The three achievements he counted are the BLISS-52 and BLISS-76 (Belimumab in Subjects with Systemic Lupus Erythematosus) trials, which led to the approval of belimumab, and the maintenance phase of ALMS (Aspreva Lupus Management Study), which found that mycophenolate mofetil was superior to azathioprine for lupus nephritis (LN) maintenance therapy.1,2
He did acknowledge that another highlight has been the revival of hydrochloroquine, which had previously been administered primarily to lupus patients with arthritis or rash, but has been found to have benefits in a lot of different domains, including lowering lipid levels, preventing thrombosis, preventing flares and improving survival. It is now considered essential for any lupus patient.

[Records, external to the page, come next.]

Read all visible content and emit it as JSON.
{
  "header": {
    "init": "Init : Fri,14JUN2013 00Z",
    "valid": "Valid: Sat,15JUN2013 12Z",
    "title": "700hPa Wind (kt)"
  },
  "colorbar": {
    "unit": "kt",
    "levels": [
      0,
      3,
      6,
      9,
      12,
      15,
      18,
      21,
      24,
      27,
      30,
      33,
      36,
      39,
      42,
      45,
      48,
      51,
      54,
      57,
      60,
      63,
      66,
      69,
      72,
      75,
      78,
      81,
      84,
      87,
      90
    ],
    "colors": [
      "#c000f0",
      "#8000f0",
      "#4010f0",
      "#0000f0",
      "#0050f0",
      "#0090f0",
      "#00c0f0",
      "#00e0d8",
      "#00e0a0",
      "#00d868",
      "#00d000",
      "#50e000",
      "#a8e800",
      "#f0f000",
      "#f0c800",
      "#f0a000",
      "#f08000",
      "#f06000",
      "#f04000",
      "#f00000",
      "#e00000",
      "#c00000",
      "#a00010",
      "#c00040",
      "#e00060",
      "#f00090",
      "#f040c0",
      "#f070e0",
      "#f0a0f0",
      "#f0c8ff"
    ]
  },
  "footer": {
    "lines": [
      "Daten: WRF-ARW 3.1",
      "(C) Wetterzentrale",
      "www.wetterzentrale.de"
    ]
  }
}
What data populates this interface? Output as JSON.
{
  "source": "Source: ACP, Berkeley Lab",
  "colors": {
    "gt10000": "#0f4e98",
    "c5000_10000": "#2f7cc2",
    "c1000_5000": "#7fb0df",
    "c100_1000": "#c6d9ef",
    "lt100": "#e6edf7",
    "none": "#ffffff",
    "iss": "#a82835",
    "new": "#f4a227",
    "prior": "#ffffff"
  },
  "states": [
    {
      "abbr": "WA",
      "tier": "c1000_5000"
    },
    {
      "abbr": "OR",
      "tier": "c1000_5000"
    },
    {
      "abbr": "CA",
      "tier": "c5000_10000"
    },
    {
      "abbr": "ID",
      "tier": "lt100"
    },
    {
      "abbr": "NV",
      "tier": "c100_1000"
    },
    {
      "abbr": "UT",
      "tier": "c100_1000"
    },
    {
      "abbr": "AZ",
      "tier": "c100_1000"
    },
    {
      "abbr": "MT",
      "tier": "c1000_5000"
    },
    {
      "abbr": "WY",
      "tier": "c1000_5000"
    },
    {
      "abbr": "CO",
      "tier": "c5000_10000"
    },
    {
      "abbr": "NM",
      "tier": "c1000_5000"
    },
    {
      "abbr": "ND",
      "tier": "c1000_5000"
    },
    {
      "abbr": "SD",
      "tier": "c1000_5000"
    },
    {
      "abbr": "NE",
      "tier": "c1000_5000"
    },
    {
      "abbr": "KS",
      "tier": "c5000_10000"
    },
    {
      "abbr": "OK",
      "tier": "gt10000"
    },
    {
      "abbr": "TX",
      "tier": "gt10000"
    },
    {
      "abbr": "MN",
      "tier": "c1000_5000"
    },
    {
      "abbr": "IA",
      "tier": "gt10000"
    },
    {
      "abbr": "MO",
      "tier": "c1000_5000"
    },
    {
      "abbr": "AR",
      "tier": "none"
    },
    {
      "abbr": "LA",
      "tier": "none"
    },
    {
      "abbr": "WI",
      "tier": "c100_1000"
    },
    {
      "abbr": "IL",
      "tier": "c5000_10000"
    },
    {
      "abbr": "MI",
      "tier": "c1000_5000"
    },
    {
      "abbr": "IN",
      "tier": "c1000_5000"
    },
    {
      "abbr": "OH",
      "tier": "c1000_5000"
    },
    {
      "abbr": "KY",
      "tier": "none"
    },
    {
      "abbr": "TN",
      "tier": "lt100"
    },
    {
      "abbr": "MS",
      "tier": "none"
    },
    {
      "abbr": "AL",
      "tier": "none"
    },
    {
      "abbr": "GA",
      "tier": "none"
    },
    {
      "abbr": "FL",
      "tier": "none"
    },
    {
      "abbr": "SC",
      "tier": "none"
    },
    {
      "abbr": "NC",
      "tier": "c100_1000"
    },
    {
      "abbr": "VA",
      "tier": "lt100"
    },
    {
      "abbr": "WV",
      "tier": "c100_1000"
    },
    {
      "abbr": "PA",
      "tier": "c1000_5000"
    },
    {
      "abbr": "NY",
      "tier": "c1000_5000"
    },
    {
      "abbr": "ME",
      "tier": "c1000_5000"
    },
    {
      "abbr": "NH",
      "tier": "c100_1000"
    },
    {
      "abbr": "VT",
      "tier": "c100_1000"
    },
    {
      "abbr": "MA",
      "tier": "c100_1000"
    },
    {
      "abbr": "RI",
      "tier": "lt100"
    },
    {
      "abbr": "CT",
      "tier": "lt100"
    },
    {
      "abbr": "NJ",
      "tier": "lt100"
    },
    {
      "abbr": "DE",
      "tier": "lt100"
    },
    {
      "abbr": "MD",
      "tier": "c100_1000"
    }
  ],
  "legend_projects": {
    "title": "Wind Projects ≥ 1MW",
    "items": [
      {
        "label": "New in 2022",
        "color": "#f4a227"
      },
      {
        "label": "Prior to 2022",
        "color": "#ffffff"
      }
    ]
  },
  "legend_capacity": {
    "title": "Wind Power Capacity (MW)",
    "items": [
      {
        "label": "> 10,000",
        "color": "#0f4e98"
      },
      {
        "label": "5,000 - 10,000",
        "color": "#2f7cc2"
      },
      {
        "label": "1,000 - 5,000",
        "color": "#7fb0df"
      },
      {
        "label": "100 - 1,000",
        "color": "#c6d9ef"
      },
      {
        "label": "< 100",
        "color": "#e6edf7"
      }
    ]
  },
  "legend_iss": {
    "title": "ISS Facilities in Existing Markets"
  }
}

But the response rates in SLE and LN clinical trials with the available drugs have generally been quite low—ranging from 16–43% in SLE and from the single digits to 30% in LN.
“There are major unmet needs,” Dr. Furie said. “I think the biggest need is actually in lupus nephritis, but severe extra-renal lupus also needs to be targeted in order to reduce damage from the disease, as well as from the background therapies.”
He reviewed the failures and promises in a variety of approaches in the treatment of SLE and LN:
Among the failed therapies in lupus include an attempt 15 years ago to “chew up the apoptotic garbage” seen in the disease. The idea was that if one can reduce the amount of circulating DNA released from apoptotic cells, one could prevent the inflammatory cascade that leads to disease. But that didn’t get past Phase 1. An effort to resurrect this idea, but targeting RNA, is now underway.
Another failed effort was a small study on toll-like receptors that also didn’t get past Phase 1, although Dr. Furie said there’s more to be done with this approach.
One of the more promising strategies, he said, is to disrupt the effects of type I interferons, which are elevated in lupus patients. In fact, about 75% of lupus patients have interferon gene signatures, which could become a useful biomarker, Dr. Furie said.